Descrifrando el Prado I: el Descendimiento

Nacido alrededor del año 1399 en Tournai (en la actual Bélgica), el “Maistre Rogier” fue un pintor inteligente, próspero y con fama internacional, que supo representar el nuevo tipo de ingenio burgués. Su vida fue plácida, recibiendo encargos tanto de su Flandes natal como de Italia y España. Con su arte, fruto en parte de su aprendizaje en el taller de Robert Campin, contribuyó en la progresión del arte de la composición y la ordenación de actitudes, todo ello en función de la temática a representar. 

Van der Weyden no fue simplemente una continuación del arte medieval, fue un verdadero exponente proto-renacentista, un auténtico maestro de los conocidos como “Primitivos Flamencos”. Obtuvo el respeto y consideración de sus coetáneos, siendo descrito por Ciriaco de Ancona como “el pintor más destacado de nuestro tiempo después de Jan de Brujas (Van Eyck)”, “el más noble de los artistas”.

El Descendimiento fue pintado para la capilla de Nuestra Señora Extramuros, catedral de Lovaina, alrededor del año 1443. El encargo fue hecho por el gremio de ballesteros de la ciudad, razón por la que el pintor incluyó dos minúsculas ballestas en la tracería de las esquinas superiores, de obligatorio visionado cuando se acude al Museo, y que frecuentemente pasan desapercibidas y camufladas para gran parte del público.

La obra fue extraordinariamente admirada en Flandes, razón por la que hay copias en Berlín, Colonia o Liverpool (incluso en Lovaina, salida de su propio taller).

En 1549 fue comprada por María de Hungría, pasando a ser posesión de Felipe II unos cinco años después, que lo colocó en El Escorial. Cuenta el biógrafo Karel van Mander, que el barco que traía el Descendimiento naufragó, cayendo la tabla al mar, que flotó y no sufrió daños gracias al embalaje.

Van Der Weyden no llama la atención del público a través de la clásica escena bíblica, sino que intenta comprimir la máxima expresión posible en cada personaje, otorgando a cada uno una inmensa pasión contenida (llegando a observarse las lágrimas que brotan tímidamente de sus ojos). Parece que muestra el instante previo a una explosión de dolor y sufrimiento, y sin embargo consigue quietud y una calma triste.

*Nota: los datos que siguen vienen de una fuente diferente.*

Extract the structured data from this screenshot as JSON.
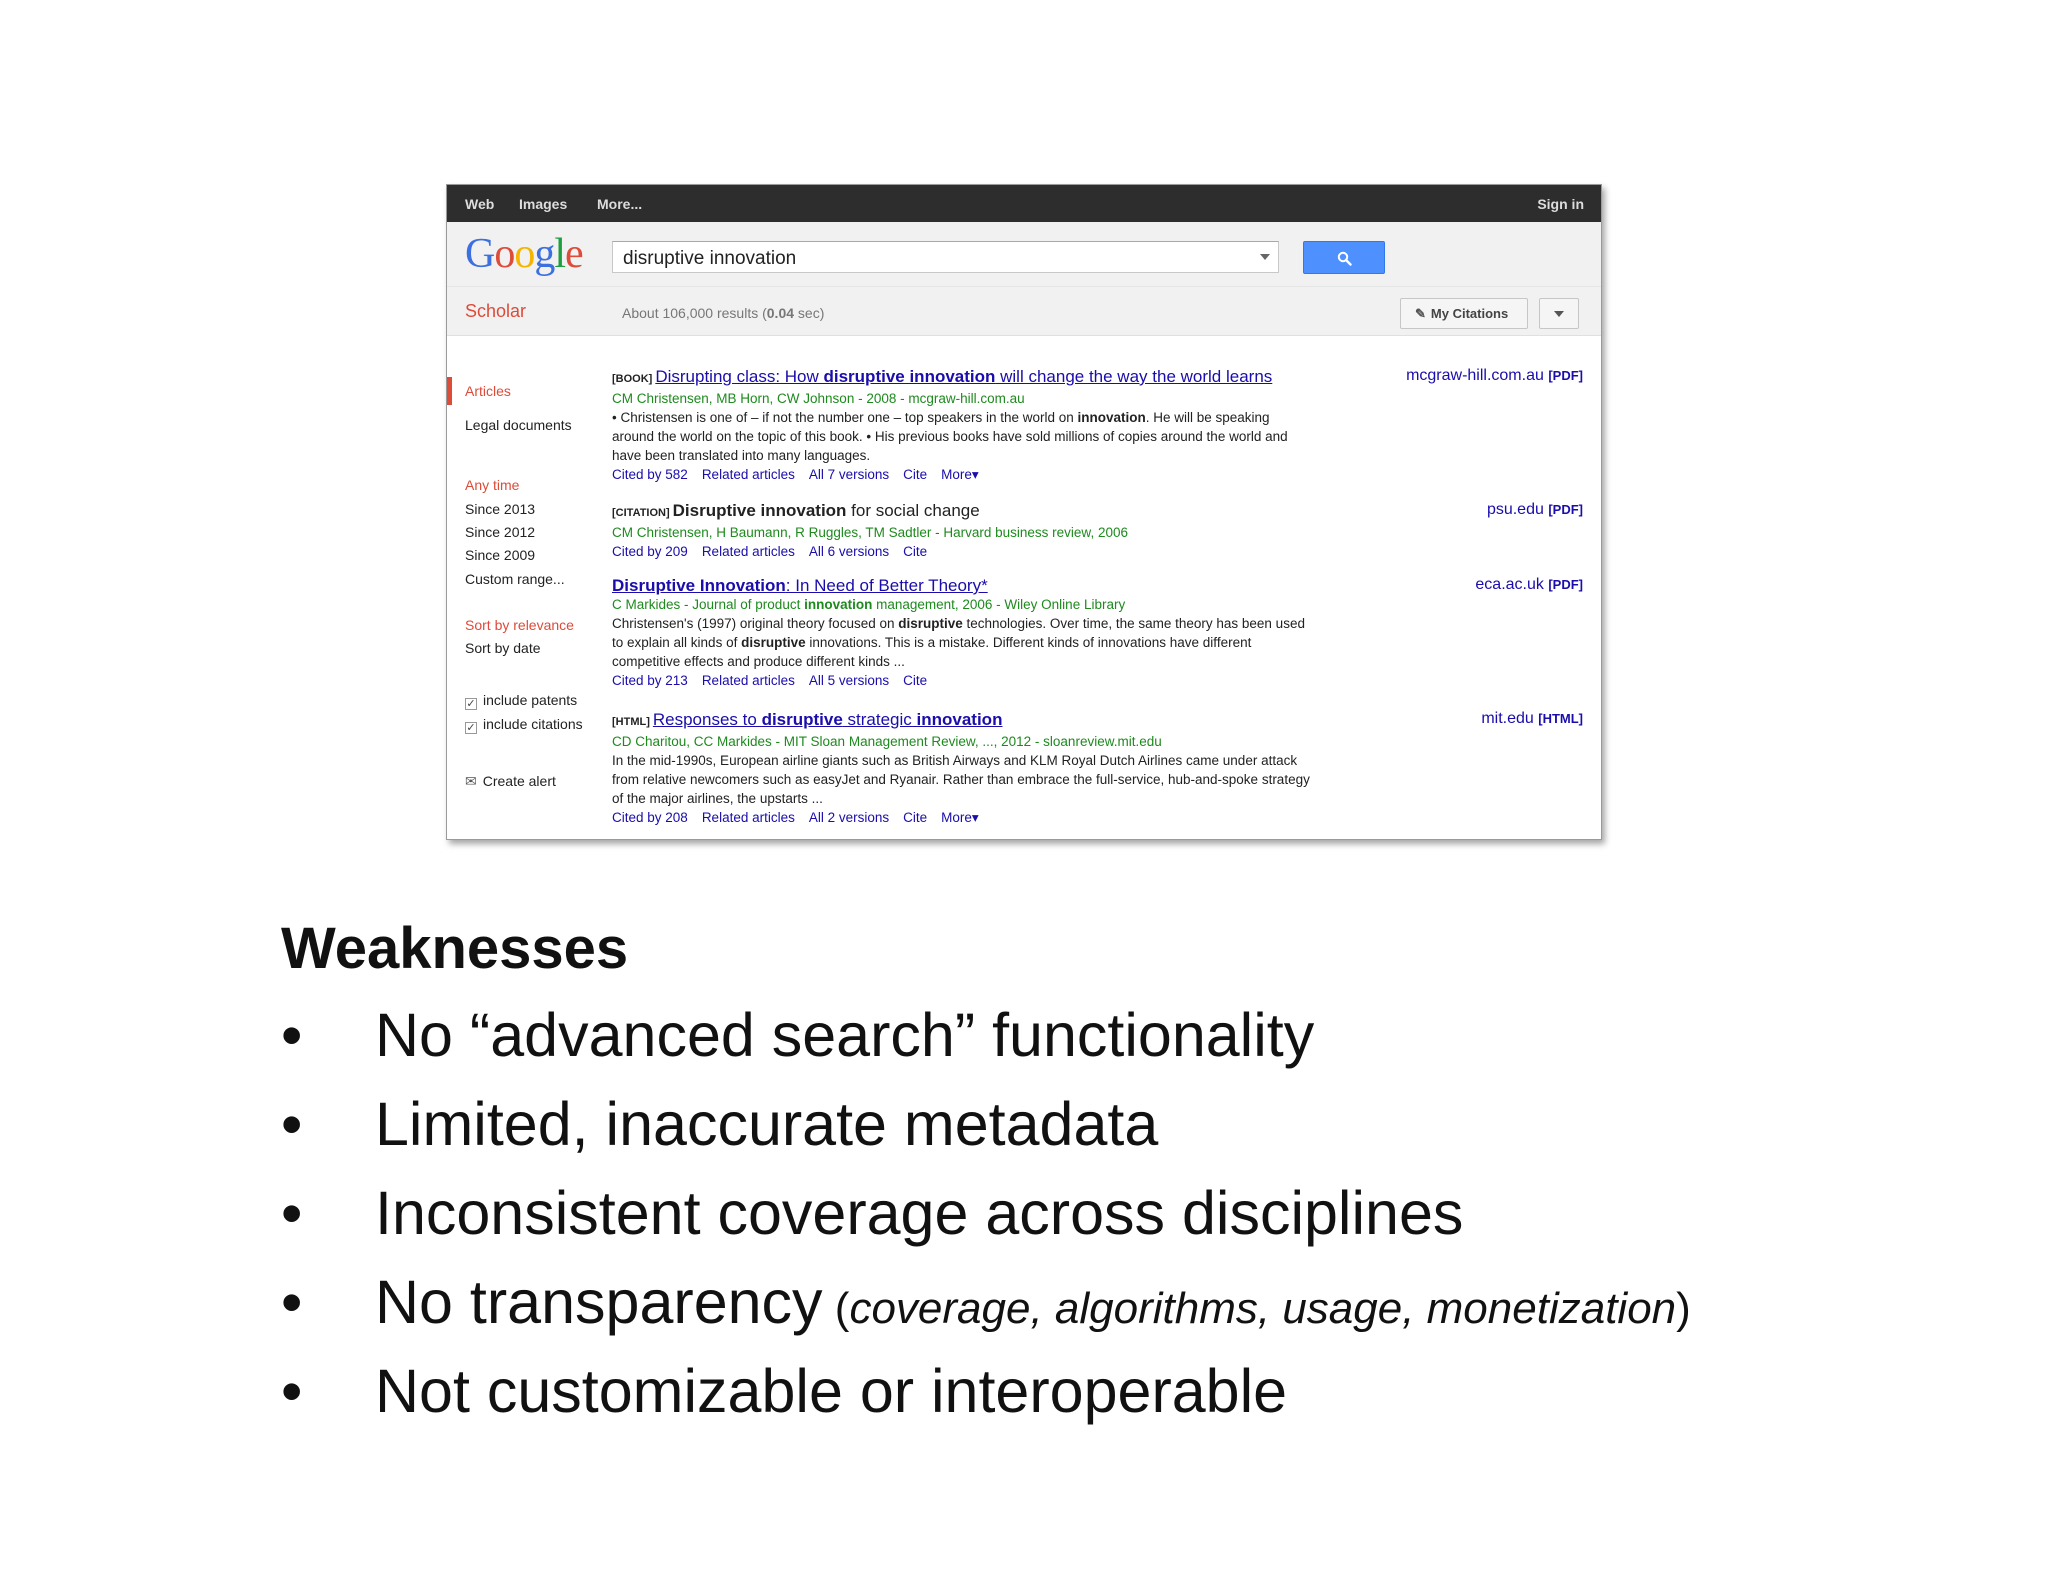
{
  "topbar": {
    "nav": [
      "Web",
      "Images",
      "More..."
    ],
    "signin": "Sign in"
  },
  "logo": {
    "letters": [
      "G",
      "o",
      "o",
      "g",
      "l",
      "e"
    ],
    "colors": [
      "#3c6fe0",
      "#dd4b39",
      "#f4b400",
      "#3c6fe0",
      "#1e9e3e",
      "#dd4b39"
    ]
  },
  "search": {
    "value": "disruptive innovation"
  },
  "subheader": {
    "scholar": "Scholar",
    "stats_prefix": "About 106,000 results (",
    "stats_time": "0.04",
    "stats_suffix": " sec)",
    "my_citations": "My Citations"
  },
  "leftcol": {
    "types": [
      "Articles",
      "Legal documents"
    ],
    "time": [
      "Any time",
      "Since 2013",
      "Since 2012",
      "Since 2009",
      "Custom range..."
    ],
    "sort": [
      "Sort by relevance",
      "Sort by date"
    ],
    "include": [
      "include patents",
      "include citations"
    ],
    "alert": "Create alert"
  },
  "results": [
    {
      "tag": "[BOOK]",
      "title_a": "Disrupting class: How ",
      "title_b": "disruptive innovation",
      "title_c": " will change the way the world learns",
      "meta": "CM Christensen, MB Horn, CW Johnson - 2008 - mcgraw-hill.com.au",
      "snippet_1": "• Christensen is one of – if not the number one – top speakers in the world on ",
      "snippet_bold": "innovation",
      "snippet_2": ". He will be speaking around the world on the topic of this book. • His previous books have sold millions of copies around the world and have been translated into many languages.",
      "links": [
        "Cited by 582",
        "Related articles",
        "All 7 versions",
        "Cite",
        "More▾"
      ],
      "side_domain": "mcgraw-hill.com.au",
      "side_fmt": "[PDF]"
    },
    {
      "tag": "[CITATION]",
      "title_a": "",
      "title_b": "Disruptive innovation",
      "title_c": " for social change",
      "meta": "CM Christensen, H Baumann, R Ruggles, TM Sadtler - Harvard business review, 2006",
      "links": [
        "Cited by 209",
        "Related articles",
        "All 6 versions",
        "Cite"
      ],
      "side_domain": "psu.edu",
      "side_fmt": "[PDF]"
    },
    {
      "title_b": "Disruptive Innovation",
      "title_c": ": In Need of Better Theory*",
      "meta_a": "C Markides - Journal of product ",
      "meta_bold": "innovation",
      "meta_b": " management, 2006 - Wiley Online Library",
      "snippet_1": "Christensen's (1997) original theory focused on ",
      "snippet_bold": "disruptive",
      "snippet_2": " technologies. Over time, the same theory has been used to explain all kinds of ",
      "snippet_bold2": "disruptive",
      "snippet_3": " innovations. This is a mistake. Different kinds of innovations have different competitive effects and produce different kinds ...",
      "links": [
        "Cited by 213",
        "Related articles",
        "All 5 versions",
        "Cite"
      ],
      "side_domain": "eca.ac.uk",
      "side_fmt": "[PDF]"
    },
    {
      "tag": "[HTML]",
      "title_a": "Responses to ",
      "title_b": "disruptive",
      "title_c": " strategic ",
      "title_d": "innovation",
      "meta": "CD Charitou, CC Markides - MIT Sloan Management Review, ..., 2012 - sloanreview.mit.edu",
      "snippet": "In the mid-1990s, European airline giants such as British Airways and KLM Royal Dutch Airlines came under attack from relative newcomers such as easyJet and Ryanair. Rather than embrace the full-service, hub-and-spoke strategy of the major airlines, the upstarts ...",
      "links": [
        "Cited by 208",
        "Related articles",
        "All 2 versions",
        "Cite",
        "More▾"
      ],
      "side_domain": "mit.edu",
      "side_fmt": "[HTML]"
    }
  ],
  "slide": {
    "heading": "Weaknesses",
    "bullet_char": "•",
    "bullets": [
      "No “advanced search” functionality",
      "Limited, inaccurate metadata",
      "Inconsistent coverage across disciplines",
      "No transparency",
      "Not customizable or interoperable"
    ],
    "bullet4_paren_open": " (",
    "bullet4_italic": "coverage, algorithms, usage, monetization",
    "bullet4_paren_close": ")"
  }
}
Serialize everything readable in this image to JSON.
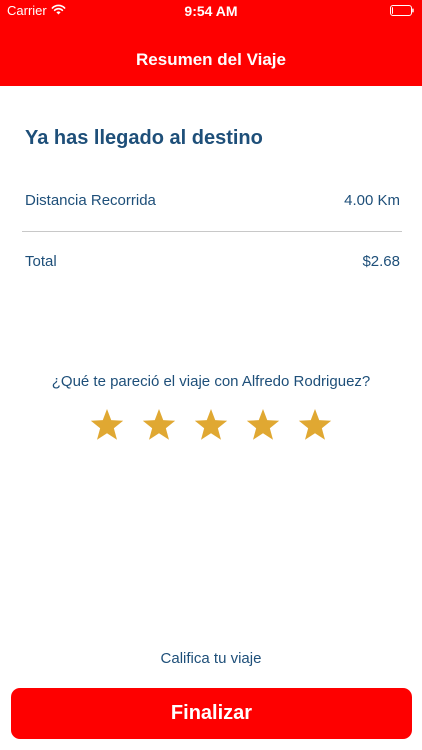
{
  "status_bar": {
    "carrier": "Carrier",
    "time": "9:54 AM",
    "battery_level": 0.05
  },
  "header": {
    "title": "Resumen del Viaje"
  },
  "summary": {
    "heading": "Ya has llegado al destino",
    "distance_label": "Distancia Recorrida",
    "distance_value": "4.00 Km",
    "total_label": "Total",
    "total_value": "$2.68"
  },
  "rating": {
    "question": "¿Qué te pareció el viaje con Alfredo Rodriguez?",
    "stars_filled": 5,
    "stars_total": 5,
    "star_color": "#e0a832",
    "prompt": "Califica tu viaje"
  },
  "actions": {
    "finish_label": "Finalizar"
  },
  "colors": {
    "accent": "#fe0000",
    "text": "#1e4f79"
  }
}
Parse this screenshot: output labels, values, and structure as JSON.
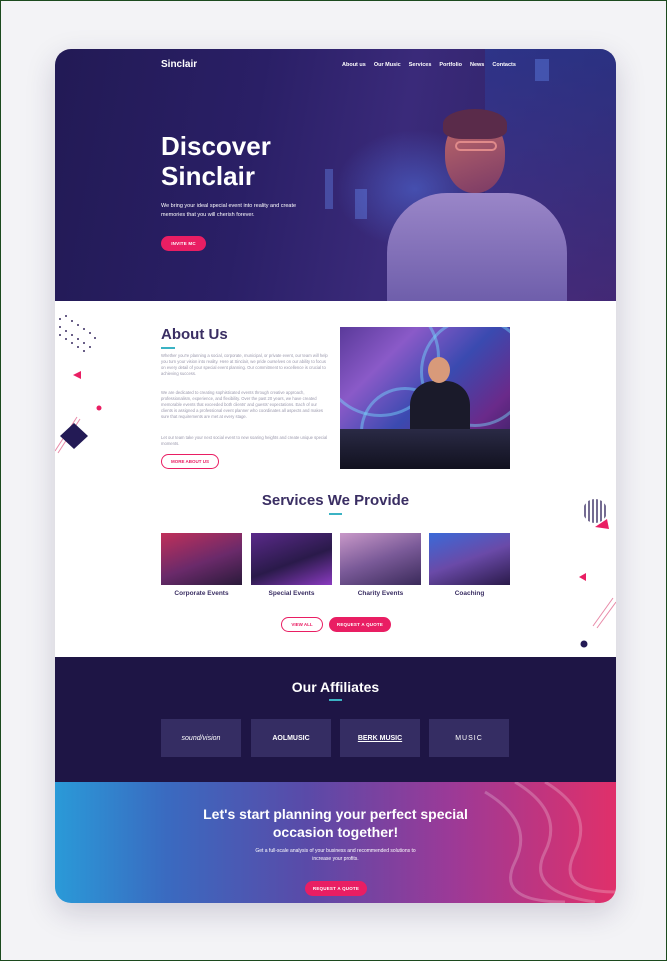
{
  "brand": "Sinclair",
  "nav": [
    "About us",
    "Our Music",
    "Services",
    "Portfolio",
    "News",
    "Contacts"
  ],
  "hero": {
    "title_line1": "Discover",
    "title_line2": "Sinclair",
    "subtitle": "We bring your ideal special event into reality and create memories that you will cherish forever.",
    "cta": "INVITE MC"
  },
  "about": {
    "title": "About Us",
    "para1": "Whether you're planning a social, corporate, municipal, or private event, our team will help you turn your vision into reality. Here at Sinclair, we pride ourselves on our ability to focus on every detail of your special event planning. Our commitment to excellence is crucial to achieving success.",
    "para2": "We are dedicated to creating sophisticated events through creative approach, professionalism, experience, and flexibility. Over the past 20 years, we have created memorable events that exceeded both clients' and guests' expectations. Each of our clients is assigned a professional event planner who coordinates all aspects and makes sure that requirements are met at every stage.",
    "para3": "Let our team take your next social event to new soaring heights and create unique special moments.",
    "button": "MORE ABOUT US"
  },
  "services": {
    "title": "Services We Provide",
    "items": [
      "Corporate Events",
      "Special Events",
      "Charity Events",
      "Coaching"
    ],
    "view_all": "VIEW ALL",
    "request": "REQUEST A QUOTE"
  },
  "affiliates": {
    "title": "Our Affiliates",
    "logos": [
      "sound/vision",
      "AOLMUSIC",
      "BERK MUSIC",
      "MUSIC"
    ]
  },
  "cta": {
    "title_line1": "Let's start planning your perfect special",
    "title_line2": "occasion together!",
    "subtitle": "Get a full-scale analysis of your business and recommended solutions to increase your profits.",
    "button": "REQUEST A QUOTE"
  },
  "colors": {
    "accent": "#e91e63",
    "heading": "#3a2e63",
    "dark": "#1e1545",
    "teal": "#3bb3c4"
  }
}
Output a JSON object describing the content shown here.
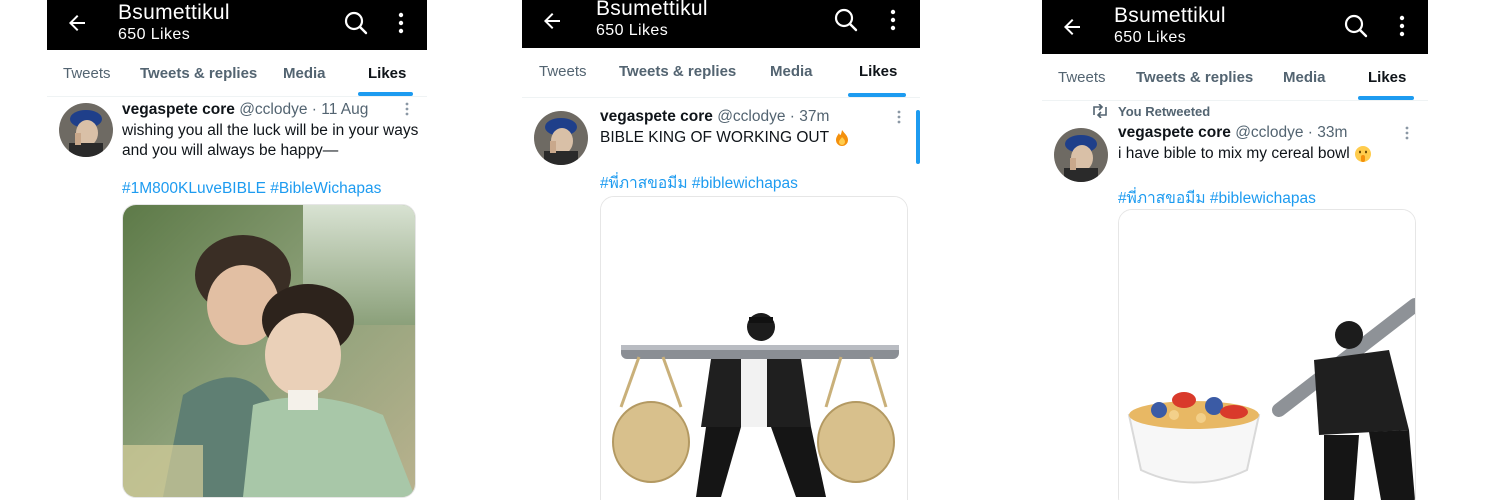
{
  "screens": [
    {
      "header": {
        "title": "Bsumettikul",
        "subtitle": "650 Likes"
      },
      "tabs": [
        "Tweets",
        "Tweets & replies",
        "Media",
        "Likes"
      ],
      "active_tab": "Likes",
      "tweet": {
        "display_name": "vegaspete core",
        "meta": "@cclodye · 11 Aug",
        "text_line1": "wishing you all the luck will be in your ways",
        "text_line2": "and you will always be happy—",
        "hashtag1": "#1M800KLuveBIBLE",
        "hashtag2": "#BibleWichapas",
        "media": "photo of two smiling men hugging outdoors"
      }
    },
    {
      "header": {
        "title": "Bsumettikul",
        "subtitle": "650 Likes"
      },
      "tabs": [
        "Tweets",
        "Tweets & replies",
        "Media",
        "Likes"
      ],
      "active_tab": "Likes",
      "tweet": {
        "display_name": "vegaspete core",
        "meta": "@cclodye · 37m",
        "text": "BIBLE KING OF WORKING OUT",
        "emoji": "fire-emoji",
        "hashtag1": "#พี่ภาสขอมีม",
        "hashtag2": "#biblewichapas",
        "media": "man carrying two wicker baskets on a pole"
      }
    },
    {
      "header": {
        "title": "Bsumettikul",
        "subtitle": "650 Likes"
      },
      "tabs": [
        "Tweets",
        "Tweets & replies",
        "Media",
        "Likes"
      ],
      "active_tab": "Likes",
      "retweet_label": "You Retweeted",
      "tweet": {
        "display_name": "vegaspete core",
        "meta": "@cclodye · 33m",
        "text": "i have bible to mix my cereal bowl",
        "emoji": "shushing-face-emoji",
        "hashtag1": "#พี่ภาสขอมีม",
        "hashtag2": "#biblewichapas",
        "media": "man stirring a giant cereal bowl with a pole"
      }
    }
  ],
  "colors": {
    "accent": "#1d9bf0",
    "header_bg": "#000000",
    "muted": "#536471"
  }
}
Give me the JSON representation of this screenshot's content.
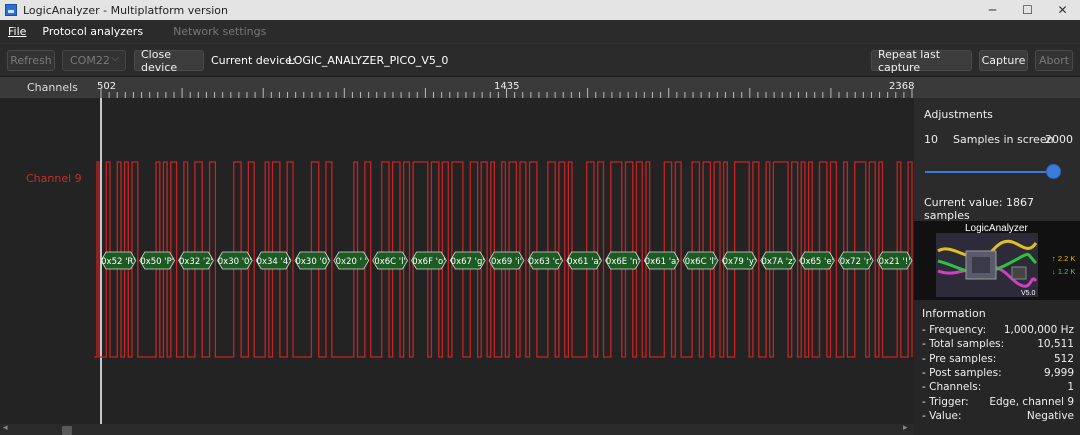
{
  "window": {
    "title": "LogicAnalyzer - Multiplatform version",
    "controls": [
      "─",
      "☐",
      "✕"
    ]
  },
  "menu": {
    "file": "File",
    "protocol_analyzers": "Protocol analyzers",
    "network_settings": "Network settings"
  },
  "toolbar": {
    "refresh": "Refresh",
    "port": "COM22",
    "close_device": "Close device",
    "current_device_label": "Current device:",
    "current_device_value": "LOGIC_ANALYZER_PICO_V5_0",
    "repeat_last_capture": "Repeat last capture",
    "capture": "Capture",
    "abort": "Abort"
  },
  "ruler": {
    "channels_header": "Channels",
    "start": "502",
    "mid": "1435",
    "end": "2368"
  },
  "channel": {
    "name": "Channel 9",
    "color": "#c42424"
  },
  "decoded": [
    "0x52 'R'",
    "0x50 'P'",
    "0x32 '2'",
    "0x30 '0'",
    "0x34 '4'",
    "0x30 '0'",
    "0x20 ' '",
    "0x6C 'l'",
    "0x6F 'o'",
    "0x67 'g'",
    "0x69 'i'",
    "0x63 'c'",
    "0x61 'a'",
    "0x6E 'n'",
    "0x61 'a'",
    "0x6C 'l'",
    "0x79 'y'",
    "0x7A 'z'",
    "0x65 'e'",
    "0x72 'r'",
    "0x21 '!'"
  ],
  "adjustments": {
    "title": "Adjustments",
    "min": "10",
    "samples_label": "Samples in screen",
    "max": "2000",
    "slider_fraction": 1.0,
    "current_value": "Current value:  1867 samples"
  },
  "device_image": {
    "brand": "LogicAnalyzer",
    "version": "V5.0",
    "stat_up": "↑ 2.2 K",
    "stat_down": "↓ 1.2 K"
  },
  "information": {
    "title": "Information",
    "rows": [
      {
        "label": "- Frequency:",
        "value": "1,000,000 Hz"
      },
      {
        "label": "- Total samples:",
        "value": "10,511"
      },
      {
        "label": "- Pre samples:",
        "value": "512"
      },
      {
        "label": "- Post samples:",
        "value": "9,999"
      },
      {
        "label": "- Channels:",
        "value": "1"
      },
      {
        "label": "- Trigger:",
        "value": "Edge, channel 9"
      },
      {
        "label": "- Value:",
        "value": "Negative"
      }
    ]
  }
}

La mirada del espectador se dirige inevitablemente a los dos protagonistas, madre e hijo. La Virgen, vestida con un impresionante manto de lapislázuli, ha perdido el conocimiento tras contemplar el brutal asesinato de su hijo. Mientras, su hijo, cuya sangre ya no cae, sino que se ha secado sobre su cuerpo, yace inerte en los brazos de Nicodemo y José de Arimatea.

Las formas se restringen a un espacio compacto y limitado, cerrado por los paréntesis que forman San Juan y la Magdalena. Consigue un ritmo de curvas dinámicas, mediante un juego de elementos que casi se tocan en distintos planos. Además, cada figura se corresponde simétricamente a otra, como es el caso del cuerpo de Cristo y la Virgen o el previamente mencionado paréntesis.

El carácter escultórico de las figuras (algunas de ellas, como San Juan, aparecen en otras composiciones del pintor) y el fondo plano dorado se deben a un motivo tradicional, pues lo común en las iglesias era la colocación de retablos de madera policromados. Así Rogier quiso imitar con sus pinceles el trabajo de los escultores, quién sabe si en un diálogo parecido al de las grisallas -desafío explorado, entre otros, por el gran Jan Van Eyck-.